La voz aguda de un niño me distrae en la primera estación. Solicita la atención de los pasajeros anunciando un espectáculo que no genera mayor interés. Saca de su bolsillo tres bolas y comienza a hacer malabares, se cierran las puertas y ya estamos en movimiento pero él no se detiene. Es curioso ver lo aferradas que están las personas a los barrotes del tren y el contraste que eso genera con el niño aparentemente poco ocupado en lograr que las pelotitas realicen piruetas en el aire. Su mirada no está allí sino dentro suyo, tira las pelotitas hacia arriba y la silueta que marcan en el aire no es siempre la misma. Pareciera haber cada vez más fuerza en sus movimientos. Ahora están golpeando el techo, al principio lo rozan pero luego lo chocan haciendo un ruido fuerte que llama la atención de la gente.

Lo miran con el asombro que tendrían de niños, oculto tras un velo de disgusto. No pueden ocultar la atracción que les generan los malabares como así tampoco la repulsión que sienten ante el muchacho por sentirse culpables y no tener muy en claro el crimen.
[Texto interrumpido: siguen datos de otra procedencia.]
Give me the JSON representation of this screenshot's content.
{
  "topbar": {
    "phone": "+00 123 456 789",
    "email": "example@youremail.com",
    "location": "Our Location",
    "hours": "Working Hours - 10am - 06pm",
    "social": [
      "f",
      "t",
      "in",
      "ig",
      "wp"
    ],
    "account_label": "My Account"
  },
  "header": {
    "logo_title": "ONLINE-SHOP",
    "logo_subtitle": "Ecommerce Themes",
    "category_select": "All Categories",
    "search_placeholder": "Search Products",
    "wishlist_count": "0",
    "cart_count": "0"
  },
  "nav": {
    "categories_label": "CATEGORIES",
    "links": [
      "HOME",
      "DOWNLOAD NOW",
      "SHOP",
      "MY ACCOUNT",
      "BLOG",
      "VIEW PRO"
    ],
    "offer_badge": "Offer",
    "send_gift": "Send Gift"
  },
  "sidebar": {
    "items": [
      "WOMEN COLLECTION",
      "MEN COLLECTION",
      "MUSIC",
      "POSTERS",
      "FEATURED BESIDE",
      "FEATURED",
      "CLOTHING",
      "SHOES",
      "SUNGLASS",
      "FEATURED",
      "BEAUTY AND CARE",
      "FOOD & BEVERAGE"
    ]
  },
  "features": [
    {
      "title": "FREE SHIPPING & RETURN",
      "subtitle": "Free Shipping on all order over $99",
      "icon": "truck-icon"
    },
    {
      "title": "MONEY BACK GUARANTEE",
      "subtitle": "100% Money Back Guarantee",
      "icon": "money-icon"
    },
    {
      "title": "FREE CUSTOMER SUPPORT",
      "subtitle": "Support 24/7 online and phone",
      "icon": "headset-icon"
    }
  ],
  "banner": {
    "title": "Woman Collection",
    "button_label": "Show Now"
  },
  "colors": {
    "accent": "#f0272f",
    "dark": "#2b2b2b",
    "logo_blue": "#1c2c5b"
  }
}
Detrás del niño, una mujer que también lo mira encuentra su mirada conmigo. Como es natural, vuelve a esconder su mirada en el niño y ahora me mira de reojo, buscando complicidad en la aversión que siente por el muchacho. Yo sé que esa aversión la llevaría a no mirarlo, y que esta es una excepción originada en aquella asombrosa habilidad con las pelotas. Sé que esto la irrita y que su muy sutil gesto de desaprobación y desagrado es producto de ello.

Ahora las pelotas en movimiento se convierten en mis pensamientos que han salido del marco de la ventana y se me presentan haciendo equilibrio en el aire y chocando contra el techo del subte. Van y vienen, se pasan muy cerca entre ellos pero por poco no se tocan; veo a la mujer que danzaba alrededor de mi reflejo en la ventana llenarse de emoción ante el vértigo de volar  y no chocar con otras pelotas. Yo mismo soy una pelota y me veo observándola a ella como si fuese otra, no la llego a chocar pero sin embargo no es ella quien golpea en el techo sino yo. Tengo celos al verla caer abrigada en las manos del niño pero luego siento placer al llegar mi turno.

El subte sigue cada vez más rápido y ahora la luz tiene intermitencias y el espectáculo es otro, siento mucho vértigo y por más que no deje de mirar las pelotitas en el aire ya no puedo verlas.

El niño se sigue viendo a sí mismo, no les presta atención a las pelotitas y termina sin ver nada en concreto, lo que hace no lo emociona y pareciera estar cargando con un grillete en su pierna. Lo imagino haciendo malabares con bolas de cincuenta kilos sin la posibilidad de expresar su cansancio, la misma energía renovada de mi salida del trabajo está latente en sus brazos, pero por motivos opuestos. Si se detiene a pensar esto, se rinde; y rendirse significa mucho cuando no se tiene nada.

Termina los malabares, sin pedir aplausos recibe algunos, tímidos y aislados;  alguna moneda y luego va al siguiente vagón sin siquiera detenerse un momento.

Continúo mi viaje igual que siempre, convencido de que tampoco quisiera rendirme, aunque cada tanto me sigo deteniendo a observarme.